Ciamis,kondusif.inewsciamis.com/– Dugaan keracunan program Makan Bergizi Gratis (MBG) di Kawali menuai perhatian publik. Menanggapi hal tersebut, pihak Satuan Pelayanan Pemenuhan Gizi (SPPG) Awiluar, yang memasok makanan untuk siswa SDN 1 Sindangsari dan SDN 5 Karangpawitan, menyampaikan klarifikasi.
Abdul Yazid, Asisten Lapangan Dapur SPPG Lumbung Awiluar, menegaskan bahwa kejadian ini sama sekali tidak disengaja.
Menurutnya, seluruh menu harian dimasak sesuai jadwal dan standar yang berlaku.
“Keracunan itu bukan disengaja, bukan pula untuk mencelakai siswa. Kami memasak seperti biasanya dengan penuh semangat dan tanggung jawab untuk membantu program pemerintah,” ujar Yazid saat ditemui di dapur SPPG Awiluar, Desa Awiluar, Kecamatan Lumbung, Jumat (3/10/2025).
Ia membenarkan bahwa sejumlah siswa mengalami mual dan muntah usai menyantap hidangan.
Namun, laporan sementara yang ia terima juga menyebut kondisi beberapa anak sudah mulai membaik.
“Kejadian ini bukan hal yang kami inginkan, ada bahan makanan yang terindikasi bermasalah,” tambahnya.
Pada hari kejadian, dapur SPPG Awiluar mendistribusikan 3.625 paket makanan untuk 43 sekolah.
Menu yang disajikan terdiri dari paket besar dan kecil.
Puding Melon Basi
Dari informasi yang beredar, gejala mual dialami siswa usai mengonsumsi puding buah, khususnya varian melon.

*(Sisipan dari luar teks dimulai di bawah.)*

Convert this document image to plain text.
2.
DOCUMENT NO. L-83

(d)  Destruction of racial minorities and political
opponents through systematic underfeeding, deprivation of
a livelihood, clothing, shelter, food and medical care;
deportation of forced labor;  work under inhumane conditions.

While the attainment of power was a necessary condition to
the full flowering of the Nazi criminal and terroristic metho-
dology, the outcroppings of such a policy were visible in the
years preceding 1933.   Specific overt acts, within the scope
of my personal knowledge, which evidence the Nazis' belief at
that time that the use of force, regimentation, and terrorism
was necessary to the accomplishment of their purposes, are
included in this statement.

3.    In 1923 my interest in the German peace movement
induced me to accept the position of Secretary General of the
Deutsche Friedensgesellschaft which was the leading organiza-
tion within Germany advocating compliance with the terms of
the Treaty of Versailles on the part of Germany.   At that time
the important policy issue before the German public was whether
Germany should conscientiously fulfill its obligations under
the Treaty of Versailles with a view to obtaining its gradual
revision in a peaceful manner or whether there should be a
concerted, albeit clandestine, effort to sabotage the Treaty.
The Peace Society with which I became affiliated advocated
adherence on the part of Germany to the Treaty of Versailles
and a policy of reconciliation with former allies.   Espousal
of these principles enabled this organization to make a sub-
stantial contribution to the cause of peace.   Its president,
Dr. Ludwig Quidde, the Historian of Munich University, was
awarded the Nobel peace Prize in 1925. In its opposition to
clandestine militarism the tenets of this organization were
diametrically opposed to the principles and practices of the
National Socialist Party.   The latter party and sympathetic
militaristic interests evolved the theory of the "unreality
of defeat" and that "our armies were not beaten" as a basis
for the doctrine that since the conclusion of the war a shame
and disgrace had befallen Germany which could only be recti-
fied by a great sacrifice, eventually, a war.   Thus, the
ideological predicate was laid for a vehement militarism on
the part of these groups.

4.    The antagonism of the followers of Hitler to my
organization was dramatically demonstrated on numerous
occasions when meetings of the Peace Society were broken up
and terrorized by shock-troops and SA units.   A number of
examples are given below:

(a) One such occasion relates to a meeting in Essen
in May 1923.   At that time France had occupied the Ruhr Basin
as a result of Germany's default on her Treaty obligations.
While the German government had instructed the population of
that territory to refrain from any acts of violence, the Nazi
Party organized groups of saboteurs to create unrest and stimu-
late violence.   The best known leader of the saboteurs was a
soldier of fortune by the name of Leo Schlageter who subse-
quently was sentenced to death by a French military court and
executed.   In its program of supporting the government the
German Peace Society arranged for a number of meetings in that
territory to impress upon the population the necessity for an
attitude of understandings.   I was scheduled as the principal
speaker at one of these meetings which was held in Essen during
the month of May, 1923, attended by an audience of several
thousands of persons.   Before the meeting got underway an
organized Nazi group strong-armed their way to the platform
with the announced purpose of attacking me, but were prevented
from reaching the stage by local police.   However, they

“Informasi yang saya terima justru dari puding melon. Setelah ada laporan puding basi, saya langsung umumkan di grup WhatsApp agar sekolah yang sudah menerima maupun belum untuk berhati-hati dan mengecek dulu,” jelas Yazid.
Menurutnya, tim dapur juga melakukan pengecekan langsung dengan mencoba makanan yang tersedia di dapur, dan hasilnya masih aman.
“Yang terjadi di lapangan juga tidak semua sekolah terindikasi. Data yang masuk ke kami ada sekitar 10 siswa yang mengalami keracunan,” ungkapnya.
Ia menjelaskan, sebagian besar menu diproduksi langsung di dapur SPPG, mulai dari bubur kacang ijo, puding, hingga santan. Hanya roti dan keju yang dibeli dari luar.
“Produk serupa juga kami sajikan di menu lain, tapi untuk hari ini terjadi hal seperti ini,” katanya.
Menutup penjelasannya, Yazid menyampaikan harapannya agar kasus ini menjadi yang terakhir.
“Mudah-mudahan tidak terulang lagi, baik di dapur ini maupun dapur lain di Ciamis. Mungkin akan ada konsekuensi yang harus kami terima, tapi kami berharap tetap bisa beroperasi untuk memberikan pelayanan terbaik,” pungkasnya.